10.To sum the results of our argument: All things and events are foreshown and brought into being by causes; but the causation is of two Kinds; there are results originating from the Soul and results due to other causes, those of the environment.

In the action of our Souls all that is done of their own motion in the light of sound reason is the Soul's work, while what is done where they are hindered from their own action is not so much done as suffered.Unwisdom, then, is not due to the Soul, and, in general-if we mean by Fate a compulsion outside ourselves- an act is fated when it is contrary to wisdom.

But all our best is of our own doing: such is our nature as long as we remain detached.The wise and good do perform acts; their right action is the expression of their own power: in the others it comes in the breathing spaces when the passions are in abeyance; but it is not that they draw this occasional wisdom from outside themselves; simply, they are for the time being unhindered.

SECOND TRACTATE.

ON PROVIDENCE (1).

1.To make the existence and coherent structure of this Universe depend upon automatic activity and upon chance is against all good sense.
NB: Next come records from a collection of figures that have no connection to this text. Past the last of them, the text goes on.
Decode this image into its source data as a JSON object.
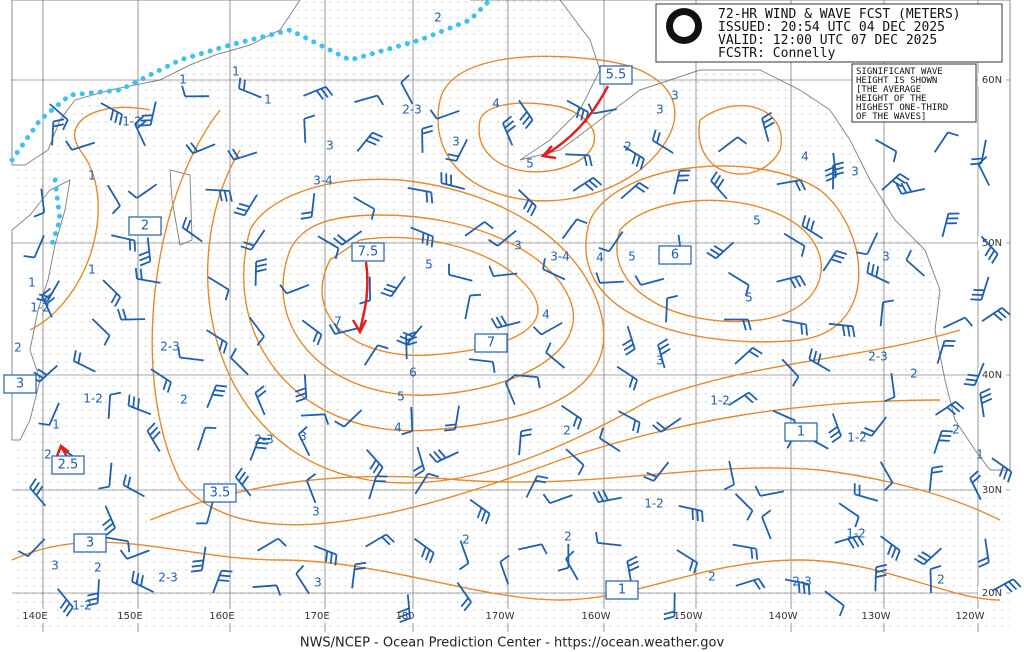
{
  "header": {
    "lines": [
      "72-HR WIND & WAVE FCST (METERS)",
      "ISSUED: 20:54 UTC 04 DEC 2025",
      "VALID:  12:00 UTC 07 DEC 2025",
      "FCSTR:  Connelly"
    ]
  },
  "note": {
    "lines": [
      "SIGNIFICANT WAVE",
      "HEIGHT IS SHOWN",
      "[THE AVERAGE",
      "HEIGHT OF THE",
      "HIGHEST ONE-THIRD",
      "OF THE WAVES]"
    ]
  },
  "lon_labels": [
    "140E",
    "150E",
    "160E",
    "170E",
    "180",
    "170W",
    "160W",
    "150W",
    "140W",
    "130W",
    "120W"
  ],
  "lat_labels": [
    "60N",
    "50N",
    "40N",
    "30N",
    "20N"
  ],
  "boxed_labels": [
    "5.5",
    "7.5",
    "6",
    "7",
    "2",
    "3",
    "2.5",
    "3.5",
    "3",
    "1",
    "1"
  ],
  "contour_labels": [
    "1",
    "1-2",
    "1",
    "1",
    "1",
    "1-2",
    "2",
    "1",
    "1",
    "2",
    "2-3",
    "3",
    "3-4",
    "3",
    "4",
    "5",
    "3",
    "2",
    "3",
    "4",
    "3",
    "5",
    "3",
    "3-4",
    "4",
    "5",
    "5",
    "4",
    "5",
    "3",
    "2-3",
    "2",
    "6",
    "5",
    "4",
    "2-3",
    "2",
    "1-2",
    "1",
    "2",
    "3",
    "2-3",
    "2",
    "1-2",
    "1-2",
    "2",
    "1",
    "3",
    "2",
    "2",
    "1-2",
    "1-2",
    "3",
    "2",
    "2-3",
    "3",
    "2",
    "2-3",
    "2",
    "1-2",
    "1",
    "3",
    "7"
  ],
  "footer": "NWS/NCEP - Ocean Prediction Center - https://ocean.weather.gov"
}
Such a notion could be entertained only where there is neither intelligence nor even ordinary perception; and reason enough has been urged against it, though none is really necessary.

But there is still the question as to the process by which the individual things of this sphere have come into being, how they were made.

Some of them seem so undesirable as to cast doubts upon a Universal Providence; and we find, on the one hand, the denial of any controlling power, on the other the belief that the Kosmos is the work of an evil creator.

This matter must be examined through and through from the very first principles.We may, however, omit for the present any consideration of the particular providence, that beforehand decision which accomplishes or holds things in abeyance to some good purpose and gives or withholds in our own regard: when we have established the Universal Providence which we affirm, we can link the secondary with it.

Of course the belief that after a certain lapse of time a Kosmos previously non-existent came into being would imply a foreseeing and a reasoned plan on the part of God providing for the production of the Universe and securing all possible perfection in it- a guidance and partial providence, therefore, such as is indicated.But since we hold the eternal existence of the Universe, the utter absence of a beginning to it, we are forced, in sound and sequent reasoning, to explain the providence ruling in the Universe as a universal consonance with the divine Intelligence to which the Kosmos is subsequent not in time but in the fact of derivation, in the fact that the Divine Intelligence, preceding it in Kind, is its cause as being the Archetype and Model which it merely images, the primal by which, from all eternity, it has its existence and subsistence.

The relationship may be presented thus:

The authentic and primal Kosmos is the Being of the Intellectual Principle and of the Veritable Existent.This contains within itself no spatial distinction, and has none of the feebleness of division, and even its parts bring no incompleteness to it since here the individual is not severed from the entire.In this Nature inheres all life and all intellect, a life living and having intellection as one act within a unity: every part that it gives forth is a whole; all its content is its very own, for there is here no separation of thing from thing, no part standing in isolated existence estranged from the rest, and therefore nowhere is there any wronging of any other, any opposition.Everywhere one and complete, it is at rest throughout and shows difference at no point; it does not make over any of its content into any new form; there can be no reason for changing what is everywhere perfect.